Личные свойства Ф. В. Ливанова, который оказался всех нас “совместимее”, достаточно известны и в Москве и в Петербурге и среди староверов и среди монашествующей братии, представители которой тоже тяжко испытывали неудобства всякого личного с этим человеком соотношения. Небезызвестен г. Ливанов и семье литературной, которая, впрочем, никогда не считала его своим и всегда бежала всякого с ним общения. Кто рекомендовал Ливанова министру внутренних дел как знатока раскольничьей литературы и раскольничьего быта, — я не знаю, но это очень любопытно и, конечно, когда-нибудь выяснится. Но я знаю, что книги Ливанова, рассмотренные в ученом комитете министерства народного просвещения при графе Дмитрии Андреевиче Толстом, были “отклонены” и что той же самой участи они подпали в учебном комитете святейшего синода, председатель которого, покойный протоиерей Иосиф Васильевич Васильев, брал у меня для соображений мой обширный черновой доклад о сочинениях Ливанова.

Таким образом, вот кто, собственно, был настоящим заместителем Павла Ивановича Мельникова в занятиях делами раскола научно-историческим путем. Это был Ф. В. Ливанов, который в одной из своих книжек “Золотая грамота” обнаружил такое многоведение, что даже не знал, как надо перекреститься, и указывал налагать на себя не крест, а треугольник (да, это буквально так!).

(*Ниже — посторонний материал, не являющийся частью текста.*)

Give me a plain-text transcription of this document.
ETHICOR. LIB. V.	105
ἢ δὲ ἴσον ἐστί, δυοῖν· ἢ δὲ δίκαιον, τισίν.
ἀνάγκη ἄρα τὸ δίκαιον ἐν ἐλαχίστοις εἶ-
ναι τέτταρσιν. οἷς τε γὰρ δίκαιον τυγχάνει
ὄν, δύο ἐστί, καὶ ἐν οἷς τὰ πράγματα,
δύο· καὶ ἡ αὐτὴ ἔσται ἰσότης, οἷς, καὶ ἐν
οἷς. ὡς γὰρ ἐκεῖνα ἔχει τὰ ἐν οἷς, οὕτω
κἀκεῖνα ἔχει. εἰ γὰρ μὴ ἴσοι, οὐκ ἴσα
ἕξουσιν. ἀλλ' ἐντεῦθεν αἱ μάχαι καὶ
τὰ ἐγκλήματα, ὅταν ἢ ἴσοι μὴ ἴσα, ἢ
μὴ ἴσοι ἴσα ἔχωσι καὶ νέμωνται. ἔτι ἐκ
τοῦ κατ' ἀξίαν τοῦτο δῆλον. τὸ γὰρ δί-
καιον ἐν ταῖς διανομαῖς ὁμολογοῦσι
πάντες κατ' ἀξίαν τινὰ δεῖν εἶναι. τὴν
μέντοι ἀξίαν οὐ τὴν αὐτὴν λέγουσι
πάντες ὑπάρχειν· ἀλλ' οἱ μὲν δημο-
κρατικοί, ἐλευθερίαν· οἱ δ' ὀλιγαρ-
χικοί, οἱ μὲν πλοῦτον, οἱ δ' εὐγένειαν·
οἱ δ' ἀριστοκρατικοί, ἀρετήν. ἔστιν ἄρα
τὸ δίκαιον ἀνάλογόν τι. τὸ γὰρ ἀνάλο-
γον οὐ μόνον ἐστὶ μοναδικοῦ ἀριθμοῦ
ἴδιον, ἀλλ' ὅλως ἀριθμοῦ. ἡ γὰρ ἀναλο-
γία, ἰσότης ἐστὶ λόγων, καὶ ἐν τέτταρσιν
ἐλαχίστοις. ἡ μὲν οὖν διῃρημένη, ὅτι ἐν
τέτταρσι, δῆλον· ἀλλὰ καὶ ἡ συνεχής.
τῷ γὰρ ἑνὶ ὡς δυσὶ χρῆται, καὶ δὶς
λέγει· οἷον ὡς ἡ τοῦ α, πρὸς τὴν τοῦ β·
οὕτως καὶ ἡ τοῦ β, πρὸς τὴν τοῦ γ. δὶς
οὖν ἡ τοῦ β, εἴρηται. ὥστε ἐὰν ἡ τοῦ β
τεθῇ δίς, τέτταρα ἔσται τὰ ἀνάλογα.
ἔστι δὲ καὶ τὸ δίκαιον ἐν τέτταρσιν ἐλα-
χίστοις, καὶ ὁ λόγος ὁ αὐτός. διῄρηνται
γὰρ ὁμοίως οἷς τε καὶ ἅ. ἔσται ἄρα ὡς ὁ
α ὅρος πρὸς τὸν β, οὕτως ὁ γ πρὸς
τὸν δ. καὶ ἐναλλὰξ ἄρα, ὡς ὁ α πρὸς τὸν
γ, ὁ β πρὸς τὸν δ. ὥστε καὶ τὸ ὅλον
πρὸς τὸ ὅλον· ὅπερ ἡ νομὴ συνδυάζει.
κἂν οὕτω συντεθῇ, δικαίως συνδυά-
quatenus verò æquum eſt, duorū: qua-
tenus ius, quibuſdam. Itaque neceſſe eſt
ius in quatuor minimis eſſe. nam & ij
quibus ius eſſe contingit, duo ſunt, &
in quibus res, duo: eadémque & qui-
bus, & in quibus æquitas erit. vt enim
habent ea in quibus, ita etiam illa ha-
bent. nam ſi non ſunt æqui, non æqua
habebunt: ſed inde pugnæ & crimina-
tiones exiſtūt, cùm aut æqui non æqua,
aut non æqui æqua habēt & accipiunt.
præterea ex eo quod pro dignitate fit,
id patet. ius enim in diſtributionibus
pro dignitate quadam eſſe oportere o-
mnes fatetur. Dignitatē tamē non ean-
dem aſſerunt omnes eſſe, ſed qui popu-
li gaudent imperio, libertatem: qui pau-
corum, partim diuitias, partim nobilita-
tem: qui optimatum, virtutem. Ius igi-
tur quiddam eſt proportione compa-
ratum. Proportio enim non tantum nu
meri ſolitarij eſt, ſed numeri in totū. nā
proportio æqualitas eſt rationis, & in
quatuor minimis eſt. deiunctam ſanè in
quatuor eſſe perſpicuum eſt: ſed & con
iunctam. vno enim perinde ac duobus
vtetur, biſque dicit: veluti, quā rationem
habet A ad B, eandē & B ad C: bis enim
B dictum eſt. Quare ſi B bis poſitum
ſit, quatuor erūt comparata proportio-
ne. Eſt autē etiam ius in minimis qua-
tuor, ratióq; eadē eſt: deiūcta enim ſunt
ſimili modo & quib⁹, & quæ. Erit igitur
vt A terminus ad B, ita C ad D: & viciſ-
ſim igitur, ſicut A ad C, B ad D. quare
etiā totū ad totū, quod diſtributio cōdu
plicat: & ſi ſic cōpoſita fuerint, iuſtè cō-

Что же касается затруднений П. И. Мельникова в издательстве книги, написанной по поручению министра, то и это едва ли можно приписывать личному неблаговолению П. А. Валуева к Мельникову. Совершенно такие самые истории случались далеко не с одним Мельниковым. Подобная вещь была, как мне известно, с покойным Алексеем Ф<еофилактовичем> Писемским и другими, а наконец, и лично со мною: в моем столе до сей минуты лежит пропущенная духовным цензором рукопись, с страшною спешностью составленная мною по настоятельному и спешному требованию трех министров. Это — приспособленный к русским простонародным понятиям перевод или пересказ известного сочинения Боссюэта, пользовавшегося особым расположением императора Александра I. Работа эта, заключающая в себе от шести до семи печатных листов, четыре года тому назад была сделана мною в две недели к празднику пасхи, процензурована архимандритом Арсением страстными днями и… осталась лежать у меня, как вещь, по-видимому, никому и ни на что не нужная. Приказана, сделана и брошена… Почему же это так? А весьма просто! Причиной этого “было предложение литературных услуг со стороны некоего В. В. Кардо-Сысоева, который явился добровольцем и подал сочинения, отличавшиеся большою решительностию. Они были патронируемы одним учреждением, а министерством народного просвещения “отклонены” за их крайнее несоответствие приличиям и нравственности. Это и повело впоследствии к тому, что упомянутые сочинения г. Кардо-Сысоева перестали пользоваться особыми содействиями к их распространению через акцизных надзирателей по питейной части, но деньги на издание их он получил… Таков вообще неверный удел заказных литературных работ, мнение о совместимости которых часто изменяется, прежде чем самая трудолюбивая рука в состоянии их исполнить, и Мельников в этом случае не был исключением. А можно разве сказать то, что положение чиновников из литераторов вообще часто бывает исключительным и сугубо тяжким среди чиновников, к литературе непричастных. Но это совершенно другой вопрос, и в нем покойный Павел Иванович тоже опять испытал далеко не самое обидное положение.